Een blik op het heden en in de toekomst leert ons dat de crisissen voor ziekenhuizen zich in sneltempo blijven opvolgen. De jongste dreiging, de oorlog in Oekraïne, doet het chemische, biologische, radiologische en nucleaire (cbrn)-risico toenemen. Daarop wil de overheid anticiperen, bleek op het Provinciaal Overleg Ziekenhuisnoodplanning (POZA) in het AZ Sint-Maarten onlangs.
Marcel Van der Auwera (HTSC Hospital and Transport Surge capacity, FOD Volksgezondheid) ging in op het concept ‘noodplan’ en plaatste het ook in perspectief.
In 1818 al kende ons land – nog voor het feitelijk bestond onder de naam België – een eerste sanitair noodplan. Daarvan zijn de recent provinciale geneeskundige commissies nog een restant.
Bekljken we de covidpandemie, dan zagen we hoe tientallen taskforces uit de grond rezen om de crisis te bezweren. Een kat zou er haar jongen niet meer in terugvinden, maar “die taskforces zullen blijven bestaan en de crisis werd bekampt met een legertje ministers van volksgezondheid."
"Sowieso hoort improviseren bij de aanpak van een crisis, met je noodplan ben je nooit klaar”, aldus de door de wol geverfde ervaringsdeskundige. “Dat mag dan weer geen verontschuldiging zijn om bij de pakken te blijven zitten: steeds moet je weten wie wat kan waar en wanneer. En vooral: weten wat je niet kunt. Constant hebben we onze aanpak bijgeschaafd doorheen de verschillende covidgolven en geleidelijk gaven we ziekenhuizen daarin meer autonomie. Maar: hoe generieker je plan – dat je eventueel wat moet opschalen- hoe beter.”
Boven onze toekomst hangt nu de dreiging van het Oekraïneconflict dat wellicht nog jaren aansleept. “We zullen onze kritieke infrastructuren definiëren tegen 2026 en dan worden al onze ziekenhuizen kritieke entiteiten. Vanaf dan zullen ziekenhuizen nog een jaar krijgen om een volledig veiligheidsplan te maken, met de steun van het crisiscentrum. De overheidsinspectie zal die plannen checken, de diensten van Marcel Van der Auwera ontwikkelen een draaiboek als hulp.
Correctie
Van de studienamiddag staat ook een verslag in onze papieren editie.
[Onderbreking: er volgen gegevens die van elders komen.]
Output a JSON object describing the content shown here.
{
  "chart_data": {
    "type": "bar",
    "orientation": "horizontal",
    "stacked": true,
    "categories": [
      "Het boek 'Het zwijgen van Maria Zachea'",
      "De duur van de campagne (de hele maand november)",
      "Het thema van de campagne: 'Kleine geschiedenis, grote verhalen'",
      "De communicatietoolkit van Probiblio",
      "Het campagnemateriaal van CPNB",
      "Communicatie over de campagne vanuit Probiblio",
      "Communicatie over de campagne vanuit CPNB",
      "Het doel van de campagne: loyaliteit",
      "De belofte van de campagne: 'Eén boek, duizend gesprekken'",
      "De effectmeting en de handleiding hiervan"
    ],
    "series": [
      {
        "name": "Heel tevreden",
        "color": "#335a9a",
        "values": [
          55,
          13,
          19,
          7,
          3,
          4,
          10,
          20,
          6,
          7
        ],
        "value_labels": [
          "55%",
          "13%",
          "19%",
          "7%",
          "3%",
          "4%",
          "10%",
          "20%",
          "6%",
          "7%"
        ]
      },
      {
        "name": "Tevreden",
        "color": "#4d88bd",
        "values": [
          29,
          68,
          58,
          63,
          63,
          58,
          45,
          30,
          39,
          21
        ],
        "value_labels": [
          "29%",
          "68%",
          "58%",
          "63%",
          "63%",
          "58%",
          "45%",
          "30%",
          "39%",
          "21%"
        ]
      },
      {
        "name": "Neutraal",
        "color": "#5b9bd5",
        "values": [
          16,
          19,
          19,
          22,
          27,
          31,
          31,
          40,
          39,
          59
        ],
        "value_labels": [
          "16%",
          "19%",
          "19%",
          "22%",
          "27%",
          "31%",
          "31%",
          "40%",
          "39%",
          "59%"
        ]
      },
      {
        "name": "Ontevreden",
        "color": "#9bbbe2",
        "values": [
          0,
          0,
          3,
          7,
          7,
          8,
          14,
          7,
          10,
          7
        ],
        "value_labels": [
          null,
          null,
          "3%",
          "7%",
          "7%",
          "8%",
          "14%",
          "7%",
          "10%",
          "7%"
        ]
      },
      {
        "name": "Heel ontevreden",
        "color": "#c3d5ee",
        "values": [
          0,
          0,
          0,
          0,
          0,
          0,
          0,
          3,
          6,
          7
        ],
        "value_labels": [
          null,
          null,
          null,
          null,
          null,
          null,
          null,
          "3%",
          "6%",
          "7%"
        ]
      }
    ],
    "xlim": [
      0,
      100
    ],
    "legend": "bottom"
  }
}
In de verslaggeving van de voordracht van Jan Flament sloop wel een fout, bij de paragraaf over de plotse vorming van een olievlek. "Hier bleek de beste aanpak om alles discreet op e lossen zonder het noodplan te activeren", schreven we. Dat moet uiteraard het tegengestelde zijn, signaleert Jan Flament: "Hier wou men eerst alles discreet oplossen zonder het noodplan te activeren. Maar dat had net wél moeten gebeuren. Mensen voelen er zich evenwel niet altijd goed bij om het noodplan meteen te activeren en alarm te slaan. Het is belangrijk dat hen wordt aangeleerd om tijdig en zelfs preventief alarm te slaan, zeker ook bij potentieel gevaarlijke situaties zoals hier."
Met onze excuses voor de mogelijke verwarring.